Tevfik Seyf
Suudi yazar ve düşünür
TT

Yapay zeka korkusundan nasıl kurtulabiliriz?

Yapay zekanın etkisi hakkında endişelenmek, internetin etkisinden endişelenmekten çok farklı değildir. Bunu haklı çıkaran nedenler, geçmişte internetin yayılmasının sonuçları hakkında söylenenlere benzer. Bu gerekçelerden bazılarını birazdan sunacağım. Ancak öncelikle endişelenenleri rahatlatmak istiyorum, çünkü internetin ilk kez tanıtıldığı zamandan bu yana, eski endişelerin çoğu gerçekten çözüldü veya en azından artık o kadar güçlü veya ciddi değiller.

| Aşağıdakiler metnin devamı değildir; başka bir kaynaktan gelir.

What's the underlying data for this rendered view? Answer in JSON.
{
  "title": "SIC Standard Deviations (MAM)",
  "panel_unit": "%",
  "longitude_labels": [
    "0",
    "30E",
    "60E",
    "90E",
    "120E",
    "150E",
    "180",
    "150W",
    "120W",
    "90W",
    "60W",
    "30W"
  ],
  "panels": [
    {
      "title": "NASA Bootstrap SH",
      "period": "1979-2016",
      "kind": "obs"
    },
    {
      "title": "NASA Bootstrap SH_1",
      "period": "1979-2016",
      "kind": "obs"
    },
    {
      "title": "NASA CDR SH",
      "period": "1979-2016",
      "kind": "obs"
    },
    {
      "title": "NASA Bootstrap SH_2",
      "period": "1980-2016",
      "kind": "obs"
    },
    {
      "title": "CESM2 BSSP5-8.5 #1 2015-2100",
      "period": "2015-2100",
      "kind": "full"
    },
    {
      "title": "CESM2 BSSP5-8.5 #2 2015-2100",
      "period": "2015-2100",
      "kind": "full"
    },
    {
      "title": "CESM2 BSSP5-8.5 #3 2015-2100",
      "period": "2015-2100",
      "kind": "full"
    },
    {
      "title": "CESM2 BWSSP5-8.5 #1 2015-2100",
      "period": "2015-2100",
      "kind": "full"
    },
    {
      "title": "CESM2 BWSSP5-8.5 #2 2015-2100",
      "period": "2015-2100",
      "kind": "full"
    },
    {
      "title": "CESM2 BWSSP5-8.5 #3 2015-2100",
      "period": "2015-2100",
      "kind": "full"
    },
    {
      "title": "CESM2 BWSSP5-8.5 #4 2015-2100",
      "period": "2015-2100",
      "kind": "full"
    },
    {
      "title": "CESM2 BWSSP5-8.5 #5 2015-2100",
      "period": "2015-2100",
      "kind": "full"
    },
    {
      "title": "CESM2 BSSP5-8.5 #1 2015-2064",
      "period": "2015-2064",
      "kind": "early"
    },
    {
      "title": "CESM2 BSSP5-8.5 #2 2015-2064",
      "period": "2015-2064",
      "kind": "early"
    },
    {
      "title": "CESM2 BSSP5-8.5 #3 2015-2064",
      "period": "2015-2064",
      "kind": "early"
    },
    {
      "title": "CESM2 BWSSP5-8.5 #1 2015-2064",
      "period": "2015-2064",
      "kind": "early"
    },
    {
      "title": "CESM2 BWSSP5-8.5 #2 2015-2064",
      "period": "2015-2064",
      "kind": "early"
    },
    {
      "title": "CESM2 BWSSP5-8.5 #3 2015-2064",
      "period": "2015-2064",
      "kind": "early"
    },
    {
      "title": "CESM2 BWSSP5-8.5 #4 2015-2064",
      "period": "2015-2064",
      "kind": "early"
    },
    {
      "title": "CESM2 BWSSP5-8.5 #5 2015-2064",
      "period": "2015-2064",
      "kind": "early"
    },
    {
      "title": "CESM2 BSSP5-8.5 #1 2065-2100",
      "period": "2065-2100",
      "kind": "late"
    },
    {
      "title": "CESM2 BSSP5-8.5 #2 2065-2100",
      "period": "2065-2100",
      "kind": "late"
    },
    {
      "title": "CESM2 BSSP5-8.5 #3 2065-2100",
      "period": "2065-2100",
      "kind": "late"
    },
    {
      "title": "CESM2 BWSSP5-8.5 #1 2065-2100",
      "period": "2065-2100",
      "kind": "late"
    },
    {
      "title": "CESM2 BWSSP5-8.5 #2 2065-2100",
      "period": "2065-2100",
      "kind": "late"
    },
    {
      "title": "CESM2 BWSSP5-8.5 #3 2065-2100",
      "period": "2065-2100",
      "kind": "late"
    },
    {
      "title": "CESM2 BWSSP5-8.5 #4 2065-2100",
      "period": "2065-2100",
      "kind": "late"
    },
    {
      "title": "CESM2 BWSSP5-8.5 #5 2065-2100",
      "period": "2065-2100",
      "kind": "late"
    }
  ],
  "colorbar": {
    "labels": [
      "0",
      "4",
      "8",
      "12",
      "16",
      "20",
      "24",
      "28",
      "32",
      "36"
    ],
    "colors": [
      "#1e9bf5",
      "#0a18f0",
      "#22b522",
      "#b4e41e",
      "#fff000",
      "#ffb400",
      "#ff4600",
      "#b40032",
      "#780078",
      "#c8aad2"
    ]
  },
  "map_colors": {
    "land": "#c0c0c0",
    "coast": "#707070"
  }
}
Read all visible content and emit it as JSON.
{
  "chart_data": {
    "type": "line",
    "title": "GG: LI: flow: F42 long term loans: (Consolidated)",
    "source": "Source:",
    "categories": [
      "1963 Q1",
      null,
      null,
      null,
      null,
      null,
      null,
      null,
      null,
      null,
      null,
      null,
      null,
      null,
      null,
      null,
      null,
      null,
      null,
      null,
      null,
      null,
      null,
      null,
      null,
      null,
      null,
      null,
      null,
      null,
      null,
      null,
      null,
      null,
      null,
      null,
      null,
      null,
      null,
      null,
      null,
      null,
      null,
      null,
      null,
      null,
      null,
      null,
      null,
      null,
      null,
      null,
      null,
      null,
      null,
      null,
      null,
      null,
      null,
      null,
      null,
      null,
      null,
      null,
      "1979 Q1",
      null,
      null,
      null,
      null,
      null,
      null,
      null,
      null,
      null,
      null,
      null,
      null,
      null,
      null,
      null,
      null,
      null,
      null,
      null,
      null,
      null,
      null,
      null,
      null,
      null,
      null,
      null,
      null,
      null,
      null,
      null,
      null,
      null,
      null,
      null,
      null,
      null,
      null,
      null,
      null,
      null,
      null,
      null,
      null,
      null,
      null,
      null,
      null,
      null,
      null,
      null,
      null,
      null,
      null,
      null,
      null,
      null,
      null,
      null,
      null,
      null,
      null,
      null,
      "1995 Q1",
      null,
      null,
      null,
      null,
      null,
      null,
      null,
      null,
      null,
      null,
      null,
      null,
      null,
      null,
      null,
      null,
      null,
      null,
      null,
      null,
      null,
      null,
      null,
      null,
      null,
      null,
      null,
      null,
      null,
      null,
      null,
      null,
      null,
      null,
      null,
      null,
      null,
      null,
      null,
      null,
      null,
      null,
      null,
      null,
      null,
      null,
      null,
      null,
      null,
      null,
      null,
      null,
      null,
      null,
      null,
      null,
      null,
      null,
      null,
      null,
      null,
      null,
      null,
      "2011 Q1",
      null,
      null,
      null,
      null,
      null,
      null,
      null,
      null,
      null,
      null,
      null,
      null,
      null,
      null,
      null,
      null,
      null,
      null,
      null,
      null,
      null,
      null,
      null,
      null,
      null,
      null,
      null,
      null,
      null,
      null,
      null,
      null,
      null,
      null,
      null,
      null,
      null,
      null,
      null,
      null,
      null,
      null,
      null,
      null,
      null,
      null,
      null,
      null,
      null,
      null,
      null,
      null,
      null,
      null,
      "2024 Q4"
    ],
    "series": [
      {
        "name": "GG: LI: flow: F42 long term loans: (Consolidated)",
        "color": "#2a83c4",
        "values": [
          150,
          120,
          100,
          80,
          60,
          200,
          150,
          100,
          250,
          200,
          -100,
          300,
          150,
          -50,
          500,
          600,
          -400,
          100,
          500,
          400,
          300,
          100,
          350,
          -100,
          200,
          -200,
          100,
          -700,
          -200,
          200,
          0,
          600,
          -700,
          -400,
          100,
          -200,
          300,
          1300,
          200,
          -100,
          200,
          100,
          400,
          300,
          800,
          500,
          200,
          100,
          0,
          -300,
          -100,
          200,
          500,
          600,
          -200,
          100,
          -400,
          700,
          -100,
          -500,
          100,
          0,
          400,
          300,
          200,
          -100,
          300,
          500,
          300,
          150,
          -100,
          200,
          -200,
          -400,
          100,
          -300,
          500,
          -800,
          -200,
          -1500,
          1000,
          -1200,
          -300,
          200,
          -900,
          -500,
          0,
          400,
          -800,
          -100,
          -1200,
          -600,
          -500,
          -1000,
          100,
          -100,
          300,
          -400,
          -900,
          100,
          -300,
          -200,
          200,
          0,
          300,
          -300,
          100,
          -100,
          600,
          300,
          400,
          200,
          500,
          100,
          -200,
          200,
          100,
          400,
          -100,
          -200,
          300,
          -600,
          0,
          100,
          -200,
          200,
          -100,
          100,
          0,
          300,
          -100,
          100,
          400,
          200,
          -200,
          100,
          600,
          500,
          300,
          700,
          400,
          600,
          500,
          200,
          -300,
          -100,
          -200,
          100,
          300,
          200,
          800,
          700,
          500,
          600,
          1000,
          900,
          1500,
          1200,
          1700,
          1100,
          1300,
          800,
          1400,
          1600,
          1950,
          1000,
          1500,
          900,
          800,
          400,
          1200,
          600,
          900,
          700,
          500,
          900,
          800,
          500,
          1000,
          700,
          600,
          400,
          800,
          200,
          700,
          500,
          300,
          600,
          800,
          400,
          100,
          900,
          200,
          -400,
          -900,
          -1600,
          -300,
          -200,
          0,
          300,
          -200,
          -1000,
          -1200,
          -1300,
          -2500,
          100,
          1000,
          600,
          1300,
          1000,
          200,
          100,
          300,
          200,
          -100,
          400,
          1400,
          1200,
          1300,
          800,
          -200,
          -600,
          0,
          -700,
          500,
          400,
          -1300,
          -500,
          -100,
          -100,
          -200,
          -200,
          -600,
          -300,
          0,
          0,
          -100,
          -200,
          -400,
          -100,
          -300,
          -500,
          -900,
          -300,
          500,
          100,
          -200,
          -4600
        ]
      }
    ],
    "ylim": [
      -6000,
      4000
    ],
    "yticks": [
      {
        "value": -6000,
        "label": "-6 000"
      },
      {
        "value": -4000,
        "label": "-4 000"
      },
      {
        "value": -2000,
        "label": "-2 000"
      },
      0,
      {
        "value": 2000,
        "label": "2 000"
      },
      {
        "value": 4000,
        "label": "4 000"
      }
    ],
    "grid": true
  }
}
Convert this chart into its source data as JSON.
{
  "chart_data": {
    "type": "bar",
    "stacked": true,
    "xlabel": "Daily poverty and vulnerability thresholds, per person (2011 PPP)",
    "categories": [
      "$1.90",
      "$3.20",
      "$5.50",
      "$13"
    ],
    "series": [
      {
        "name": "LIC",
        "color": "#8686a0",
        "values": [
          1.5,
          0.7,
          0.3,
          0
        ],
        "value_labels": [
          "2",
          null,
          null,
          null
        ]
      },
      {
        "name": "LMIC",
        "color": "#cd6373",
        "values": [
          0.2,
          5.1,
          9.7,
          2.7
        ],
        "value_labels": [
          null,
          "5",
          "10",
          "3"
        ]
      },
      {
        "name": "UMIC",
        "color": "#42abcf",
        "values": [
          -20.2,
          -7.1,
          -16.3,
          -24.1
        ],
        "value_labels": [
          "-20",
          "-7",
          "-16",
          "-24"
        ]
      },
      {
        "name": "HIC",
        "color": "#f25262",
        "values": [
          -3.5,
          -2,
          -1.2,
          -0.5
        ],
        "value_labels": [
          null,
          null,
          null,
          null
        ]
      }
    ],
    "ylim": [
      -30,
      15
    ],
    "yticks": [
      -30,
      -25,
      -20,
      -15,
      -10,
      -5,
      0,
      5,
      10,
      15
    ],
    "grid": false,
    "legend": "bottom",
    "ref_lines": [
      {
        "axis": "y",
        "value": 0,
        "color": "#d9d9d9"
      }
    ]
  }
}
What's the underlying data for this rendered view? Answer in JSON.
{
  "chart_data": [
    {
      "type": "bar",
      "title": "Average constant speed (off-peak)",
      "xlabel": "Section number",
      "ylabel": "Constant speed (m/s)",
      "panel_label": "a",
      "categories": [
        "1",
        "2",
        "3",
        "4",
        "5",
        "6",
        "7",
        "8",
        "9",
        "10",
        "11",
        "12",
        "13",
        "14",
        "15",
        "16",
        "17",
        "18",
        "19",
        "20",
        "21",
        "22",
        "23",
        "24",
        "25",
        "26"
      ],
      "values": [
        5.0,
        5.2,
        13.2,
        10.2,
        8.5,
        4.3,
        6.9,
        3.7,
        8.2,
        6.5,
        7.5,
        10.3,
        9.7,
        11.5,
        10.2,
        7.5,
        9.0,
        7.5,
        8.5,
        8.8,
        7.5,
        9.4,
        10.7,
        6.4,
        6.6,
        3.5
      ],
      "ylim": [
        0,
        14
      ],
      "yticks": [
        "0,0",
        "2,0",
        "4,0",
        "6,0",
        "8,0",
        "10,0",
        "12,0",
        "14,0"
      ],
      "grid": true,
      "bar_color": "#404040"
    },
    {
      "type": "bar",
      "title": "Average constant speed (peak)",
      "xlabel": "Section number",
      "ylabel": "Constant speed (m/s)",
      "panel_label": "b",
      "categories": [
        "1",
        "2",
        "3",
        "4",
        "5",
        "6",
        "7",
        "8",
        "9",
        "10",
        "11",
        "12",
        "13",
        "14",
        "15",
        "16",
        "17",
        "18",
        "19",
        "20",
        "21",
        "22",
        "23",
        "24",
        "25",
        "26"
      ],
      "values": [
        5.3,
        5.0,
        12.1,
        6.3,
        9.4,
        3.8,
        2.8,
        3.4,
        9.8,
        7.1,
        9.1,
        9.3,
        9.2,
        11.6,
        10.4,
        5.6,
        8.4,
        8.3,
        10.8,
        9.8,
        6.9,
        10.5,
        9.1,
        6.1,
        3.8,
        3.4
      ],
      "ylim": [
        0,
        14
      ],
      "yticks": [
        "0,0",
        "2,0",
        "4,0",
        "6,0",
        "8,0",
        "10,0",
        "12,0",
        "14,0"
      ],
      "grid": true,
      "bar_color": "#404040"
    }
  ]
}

Kaygıların çoğu- her şeyden önce -geleceğin belirsizliğinden ve kesinlik eksikliğinden, yani insanın kaderini kontrol etmediği duygusundan kaynaklanır. Eskiden fotoğrafçılık alanında çalışan ve dijital fotoğrafçılığın yaygınlaşmasından sonra işini kaybeden insanlar tanıyorum. Bu sektördeki en büyük iki şirketin iflas ettiğini biliyorum: Alman Agfa (2005) ve ABD Kodak (2012).

Garip olan şu ki bu sektörün çöküşünün nedeni fotoğrafçılık hobisini terk eden insanlar değil, tam tersi çünkü ceplerinde akıllı telefon taşıyan tüm insanlar tarafından uygulanan bir hobi haline geldi. Dijital fotoğrafçılık ve İnternet, büyük bir görüntü akışını serbest bırakarak genel olarak halkı aynı anda hem üretici hem de tüketici haline getirdi. Profesyoneller artık fotoğraf endüstrisinin var olduğu alanı hiçbir boyutuyla kontrol edemiyor. Ağlar coğrafyayı/kontrol edilebilen yeri ortadan kaldırmış, böylece eski pazardaki, internet öncesi pazardaki üretici/tüketici mantığından tamamen farklı yeni bir mübadele mantığı üretmiştir.

Kayıt cihazları, radyolar, daktilolar, gazeteler ve diğer yüzlerce endüstri, ticaret ve sayılamayacak kadar çok iş yapan şirketler de aynı kaderi paylaşıyor. Bir süre önce popüler bir vaizle konuştum. Onu vaazlarına katılan insan sayısındaki gözle görülür azalmadan rahatsız olduğunu fark ettim. Çünkü her zamanki dinleyicileri artık geleneksel bilgi kaynaklarının ötesinde yeni bilgi kaynakları arıyor.

Birçoğumuz, yirmi yıl önce bu gelişmeleri duymuşsuzdur. Ama bu günlerde nadiren böyle şeyler duyuyorsunuz.

Peki, neden?

Çünkü kaygı duyanlar da dahil olmak üzere insanların çoğu internet cihazlarını kullanmayı öğrendi. Bilgisayar ve akıllı telefon gibi bu küçük cihazların onları götürdüğü uçsuz bucaksız alanları keşfetti. Belki bazıları korkularının yersiz olmadığından emin olmuştu. Ancak mantık, bilinmeyenin kaygısının insanda doğal olduğunu ve bunun tek çaresinin cehalet perdesini yırtmak olduğunu söyler. Bir insan bir şeyi öğrendiğinde, onu kontrol etmenin anahtarlarını keşfetmeye çalışacak ya da en azından etkisinin sınırlarını bilecektir. O zaman kaygı kaynaklarıyla uğraşmak normal günlük rutinin bir parçası haline gelecektir.

Buradan hareketle, yapay zekâ ile ilgili endişe gibi görünen şeyin doğru çözümünün, yapay zekâ hakkında bilgi yaymak olduğunu vurgulamak isterim. Daha önce bilgisayar ve internet hakkında ve onlardan önce radyo, televizyon ve uydu yayıncılığı ondan da önce, çeşitli iletişim ve ulaşım araçları hakkında bilgi edindiğimiz gibi yapay zekâ hakkında da bilgi sahibi olabiliriz. Bakın insanlar artık havada uçan bir demire nasıl biniyor, en ufak bir endişe duymuyor. Bunun nedeni, bu yöntemin kendisi ve başkaları tarafından tamamen bilinmesi ve bu bilginin güvence sağlaması değil midir? Yeni teknolojilerin yarattığı kaygıyı etkisiz hale getirmenin tek yolu bunlara yatırım yapmak ve kullanmaktır. Bu yoldaki ilk adım onları tanımaktır.

Her okuyucuyu, zamanının bir kısmını yapay zeka hakkında bilgi edinmeye ve sonra onu kullanmaya ayırmaya davet etmek istiyorum, çünkü eğer varsa zararını etkisiz hale getirmenin tek yolu bu.